Kritik regt sich auch auf der anderen Seite des politischen Spektrums. Der Fraktionsvorsitzende und Innenexperte der CDU, Burkard Dregger, bezeichnet das derzeitige Verhältnis von Personaleinsatz und Zahl der Insassen ebenfalls als „wirtschaftlichen Unsinn“. Während die Linke auf die Möglichkeit des Abschiebegewahrsam am liebsten ganz verzichten würden, möchte Dregger aber nicht nur Gefährder, sondern noch weitere abgelehnte Asylbewerber in Abschiebegewahrsam wissen: nämlich Straftäter und ausreisepflichtige Personen, die sich einer Abschiebung entziehen wollten. „Das wäre sicherheitspolitisch notwendig“, sagt Dregger. Zurzeit seien in Berlin ausreisepflichtige „Mörder“ auf freiem Fuß, weil die rot-rot-grüne Koalition sich weigere, deren Abschiebung notfalls auch mit Gewahrsam sicherzustellen. Bei einem erweiterten Personenkreis für ein Abschiebegewahrsam würde sich auch der Personalaufwand in einer solchen Anstalt rechnen.

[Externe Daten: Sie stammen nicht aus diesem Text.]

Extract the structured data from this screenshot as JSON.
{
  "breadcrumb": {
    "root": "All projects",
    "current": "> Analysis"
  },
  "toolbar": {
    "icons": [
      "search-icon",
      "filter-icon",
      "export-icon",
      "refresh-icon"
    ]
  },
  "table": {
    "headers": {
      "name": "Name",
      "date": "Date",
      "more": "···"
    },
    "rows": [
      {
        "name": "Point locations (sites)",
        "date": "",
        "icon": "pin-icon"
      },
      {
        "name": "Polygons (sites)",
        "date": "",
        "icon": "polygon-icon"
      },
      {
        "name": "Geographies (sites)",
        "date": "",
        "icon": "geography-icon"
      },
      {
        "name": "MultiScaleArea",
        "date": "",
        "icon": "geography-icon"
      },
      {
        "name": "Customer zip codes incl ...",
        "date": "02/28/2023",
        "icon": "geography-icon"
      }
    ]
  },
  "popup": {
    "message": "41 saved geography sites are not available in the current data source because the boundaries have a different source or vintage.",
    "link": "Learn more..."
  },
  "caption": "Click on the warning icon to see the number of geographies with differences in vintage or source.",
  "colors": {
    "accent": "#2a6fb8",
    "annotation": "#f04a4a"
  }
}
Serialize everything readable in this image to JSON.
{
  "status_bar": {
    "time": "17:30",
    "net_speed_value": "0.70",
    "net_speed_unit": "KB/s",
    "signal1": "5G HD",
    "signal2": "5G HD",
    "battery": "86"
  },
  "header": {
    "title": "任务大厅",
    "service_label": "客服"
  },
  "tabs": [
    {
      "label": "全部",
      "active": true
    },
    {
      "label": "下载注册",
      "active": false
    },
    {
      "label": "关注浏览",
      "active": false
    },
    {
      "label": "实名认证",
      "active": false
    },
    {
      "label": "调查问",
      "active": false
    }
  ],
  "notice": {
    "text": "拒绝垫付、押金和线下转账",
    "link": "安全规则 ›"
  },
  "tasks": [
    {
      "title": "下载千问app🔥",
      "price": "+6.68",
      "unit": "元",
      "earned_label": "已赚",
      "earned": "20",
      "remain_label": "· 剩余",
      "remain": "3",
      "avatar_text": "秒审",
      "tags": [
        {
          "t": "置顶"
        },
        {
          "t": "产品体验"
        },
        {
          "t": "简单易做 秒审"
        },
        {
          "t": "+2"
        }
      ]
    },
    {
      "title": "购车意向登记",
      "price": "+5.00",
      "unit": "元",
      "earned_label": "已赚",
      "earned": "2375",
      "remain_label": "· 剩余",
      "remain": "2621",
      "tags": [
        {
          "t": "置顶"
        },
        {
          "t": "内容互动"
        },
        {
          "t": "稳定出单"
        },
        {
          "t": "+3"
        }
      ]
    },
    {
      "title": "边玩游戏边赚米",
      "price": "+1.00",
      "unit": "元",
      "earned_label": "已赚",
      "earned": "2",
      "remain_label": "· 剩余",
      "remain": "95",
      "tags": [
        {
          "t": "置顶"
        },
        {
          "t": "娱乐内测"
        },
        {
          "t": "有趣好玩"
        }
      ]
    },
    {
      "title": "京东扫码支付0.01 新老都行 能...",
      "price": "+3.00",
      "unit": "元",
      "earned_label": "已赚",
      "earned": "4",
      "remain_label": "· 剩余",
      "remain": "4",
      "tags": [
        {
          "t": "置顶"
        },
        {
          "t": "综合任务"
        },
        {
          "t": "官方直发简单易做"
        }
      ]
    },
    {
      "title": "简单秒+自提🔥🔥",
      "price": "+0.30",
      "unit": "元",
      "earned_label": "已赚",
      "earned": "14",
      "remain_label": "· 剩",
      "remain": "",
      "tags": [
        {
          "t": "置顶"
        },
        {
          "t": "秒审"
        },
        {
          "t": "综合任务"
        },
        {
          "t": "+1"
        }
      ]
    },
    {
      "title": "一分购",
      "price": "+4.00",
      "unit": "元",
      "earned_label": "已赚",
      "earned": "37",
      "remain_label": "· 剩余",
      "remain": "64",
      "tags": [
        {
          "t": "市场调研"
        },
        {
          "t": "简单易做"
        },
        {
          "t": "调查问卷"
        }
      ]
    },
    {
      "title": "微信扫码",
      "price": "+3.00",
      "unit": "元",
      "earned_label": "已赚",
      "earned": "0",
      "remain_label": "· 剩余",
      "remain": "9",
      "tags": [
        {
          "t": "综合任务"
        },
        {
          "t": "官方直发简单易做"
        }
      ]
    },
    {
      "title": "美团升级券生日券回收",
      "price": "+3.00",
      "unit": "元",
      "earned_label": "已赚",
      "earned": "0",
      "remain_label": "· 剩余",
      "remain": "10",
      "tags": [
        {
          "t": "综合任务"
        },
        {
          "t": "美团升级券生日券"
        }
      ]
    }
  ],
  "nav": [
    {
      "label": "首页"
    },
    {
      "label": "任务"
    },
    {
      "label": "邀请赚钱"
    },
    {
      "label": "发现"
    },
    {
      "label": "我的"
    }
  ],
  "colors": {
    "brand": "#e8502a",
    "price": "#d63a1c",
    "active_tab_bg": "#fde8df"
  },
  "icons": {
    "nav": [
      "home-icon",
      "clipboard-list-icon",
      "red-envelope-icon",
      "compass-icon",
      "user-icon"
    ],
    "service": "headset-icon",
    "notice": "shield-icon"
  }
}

Die Senatsverwaltung für Inneres verweist bei Fragen zu Auslastung und Personalausstattung des Abschiebegewahrsams an die Polizei. Dort nimmt sich die Pressestelle für die Fragen der Berliner Morgenpost vier Tage Zeit. Dann teilt die Behörde mit: Aus Sicherheitsgründen könnten keine Angaben gemacht werden. Weder zur derzeitigen Auslastung noch zur Personalausstattung. Eine Ausrede – mutmaßen zumindest Mitarbeiter der Polizei. Angesichts der zweifelhaften Wirtschaftlichkeit der Anstalt sei die Angelegenheit der Behörde womöglich unangenehm.